Bauran Pemasaran Price (Harga)
BAURAN PEMASARAN PRICE (Harga)
KONSEP PENETAPAN HARGA
Harga merupakan elemen bauran pemasaran yang
bisa menghasilkan pendapatan melalui penjualan. Suatu perusahaan harus bisa
menetapkan harga produknya dengan baik dan tepat sehingga konsumen tertarik dan
mau membeli produk yang ditawarkan dan perusahaan nantinya akan mendapatkan
keuntungan.
Biasanya seorang penjual menetapkan harga
berdasarkan suatu kombinasi barang secara fisik ditambah beberapa jasa lain
serta keuntungan yang memuaskan. Memang sulit untuk mendefinisikan harga. Tetapi dalam keadaan yang lain
harga dapat didefinisikan sebagai jumlah yang dibayarkan oleh pembeli. Jadi,
secara singkat dapat dikatakan bahwa :
Harga adalah jumlah uang (ditambah beberapa
barang kalau mungkin) yang dibutuhkan untuk mendapatkan sejumlah kombinasi dari
barang beserta pelayanannya.
Konsep yang lain menunjukkan apabila harga
sebuah barang yang dibeli oleh konsumen dapat memberikan hasil yang memuaskan,
maka dapat dikatakan bahwa penjualan total perusahaan akan berada pada tingkat
yang memuaskan, diukur dalam nilai rupiah, sehingga dapat menciptakan
langganan.
Dalam hal ini harga merupakan suatu cara bagi seorang penjual untuk membedakan penawarannya dari para pesaing.

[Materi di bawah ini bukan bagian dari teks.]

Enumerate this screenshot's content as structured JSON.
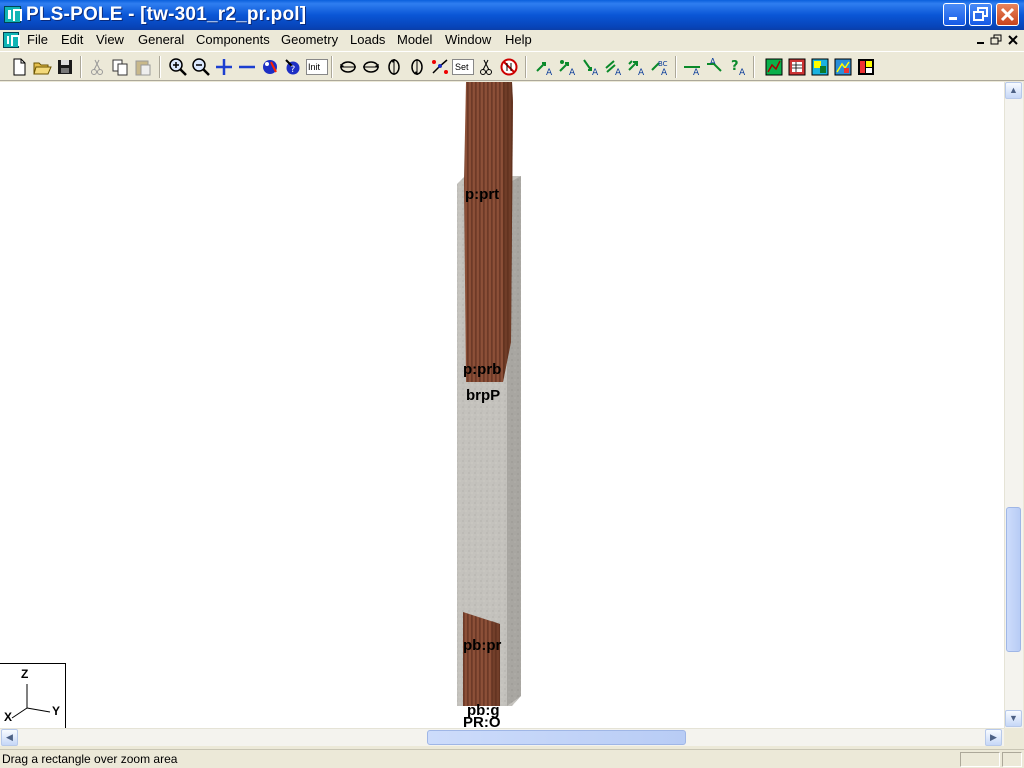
{
  "window": {
    "title": "PLS-POLE - [tw-301_r2_pr.pol]"
  },
  "menu": {
    "items": [
      "File",
      "Edit",
      "View",
      "General",
      "Components",
      "Geometry",
      "Loads",
      "Model",
      "Window",
      "Help"
    ]
  },
  "toolbar": {
    "init_label": "Init",
    "set_label": "Set"
  },
  "canvas": {
    "labels": {
      "prt": "p:prt",
      "prb": "p:prb",
      "brpp": "brpP",
      "pbpr": "pb:pr",
      "pbg": "pb:g",
      "pro": "PR:O"
    },
    "axes": {
      "z": "Z",
      "x": "X",
      "y": "Y"
    }
  },
  "status": {
    "message": "Drag a rectangle over zoom area"
  },
  "colors": {
    "titlebar": "#0a56d6",
    "wood": "#8a4e36",
    "concrete": "#c4c2bd"
  }
}
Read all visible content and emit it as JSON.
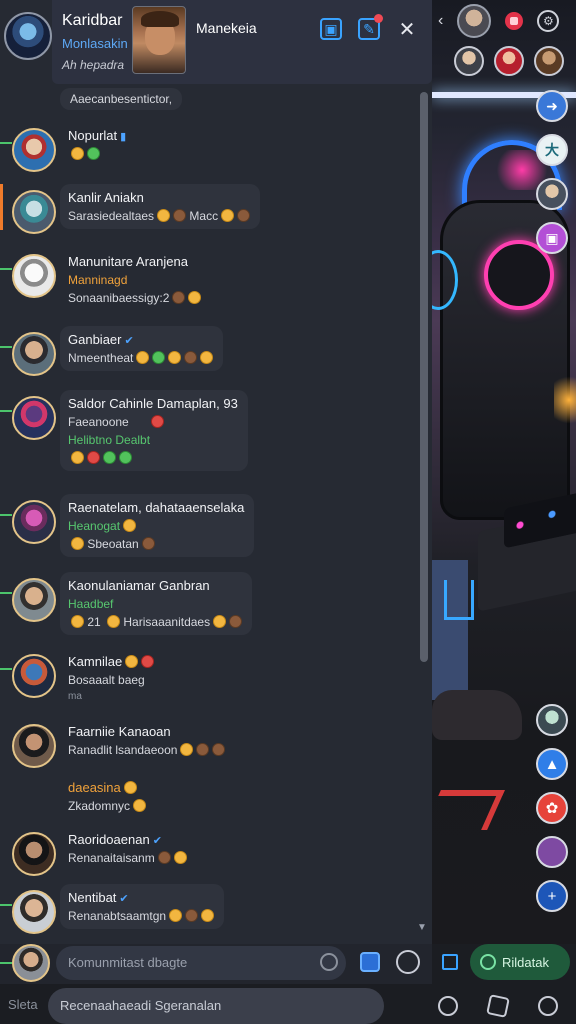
{
  "header": {
    "title": "Karidbar",
    "subtitle": "Monlasakin",
    "subtitle2": "Ah hepadra",
    "peer_name": "Manekeia"
  },
  "messages": [
    {
      "name": "",
      "sub": "Aaecanbesentictor,"
    },
    {
      "name": "Nopurlat",
      "sub": ""
    },
    {
      "name": "Kanlir Aniakn",
      "sub": "Sarasiedealtaes",
      "tail": "Macc"
    },
    {
      "name": "Manunitare Aranjena",
      "sub": "Manninagd",
      "line3": "Sonaanibaessigy:2"
    },
    {
      "name": "Ganbiaer",
      "sub": "Nmeentheat"
    },
    {
      "name": "Saldor Cahinle Damaplan, 93",
      "sub": "Faeanoone",
      "line3": "Helibtno Dealbt"
    },
    {
      "name": "Raenatelam, dahataaenselaka",
      "sub": "Heanogat",
      "line3": "Sbeoatan"
    },
    {
      "name": "Kaonulaniamar Ganbran",
      "sub": "Haadbef",
      "line3": "21",
      "tail": "Harisaaanitdaes"
    },
    {
      "name": "Kamnilae",
      "sub": "Bosaaalt baeg",
      "line3": "ma"
    },
    {
      "name": "Faarniie Kanaoan",
      "sub": "Ranadlit lsandaeoon"
    },
    {
      "name": "daeasina",
      "sub": "Zkadomnyc"
    },
    {
      "name": "Raoridoaenan",
      "sub": "Renanaitaisanm"
    },
    {
      "name": "Nentibat",
      "sub": "Renanabtsaamtgn"
    }
  ],
  "composer": {
    "placeholder": "Komunmitast dbagte"
  },
  "right_action": {
    "label": "Rildatak"
  },
  "bottom": {
    "label": "Sleta",
    "search_text": "Recenaahaeadi Sgeranalan"
  },
  "colors": {
    "accent_blue": "#3aa3ff",
    "online_green": "#4cc46c",
    "alert_orange": "#ef7b2b",
    "rec_red": "#e3334a"
  }
}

Sehingga penetapan harga dapat dipertimbangkan sebagai bagian dari fungsi diferensiasi barang dalam pemasaran.
Sedangkan penetapan harga adalah suatu proses untuk menentukan seberapa besar pendapatan yang akan diperoleh atau diterima oleh perusahan dari produk atau jasa yang di hasilkan. Penetapan harga telah memiliki fungsi yang sangat luas di dalam program pemasaran. Menetapkan harga berarti bagaimana mempertautkan produk kita dengan aspirasi sasaran pasar, yang berarti pula harus mempelajari kebutuhan, keinginan, dan harapan konsumen. Dalam penetapan harga, produsen harus memahami secara mendalam besaran sensitifitas konsumen terhadap harga.
TUJUAN PENETAPAN HARGA
a) Meraih Pangsa Pasar
Agar menarik perhatian para konsumen yang menjadi target market atau target pasar maka suatu perusahaan sebaiknya menetapkan harga yang serendah mungkin. Dengan harga turun, maka akan memicu peningkatan permintaan yang juga datang dari market share pesaing atau kompetitor, sehingga ketika pangsa pasar tersebut diperoleh maka harga akan disesuaikan dengan tingkat laba yang diinginkan
b) Mempertahankan Pangsa Pasar
Ketika perusahaan memiliki pasar tersendiri, maka perlu adanya penetapan harga yang tepat agar dapat tetap mempertahankan pangsa pasar yang ada
c) Mempertahankan kualitas pelayanan
Hal yang dilakukan dalam menjaga target pasar dari pesaing bisnis maka perlu sebuah teknik yakni teknik menyesuaikan harga menjadi lebih murah dibandingkan dengan harga pesaing. Karena penurunan harga ini akan membuat konsumen tetap setia dengan produk yang ditawarkan.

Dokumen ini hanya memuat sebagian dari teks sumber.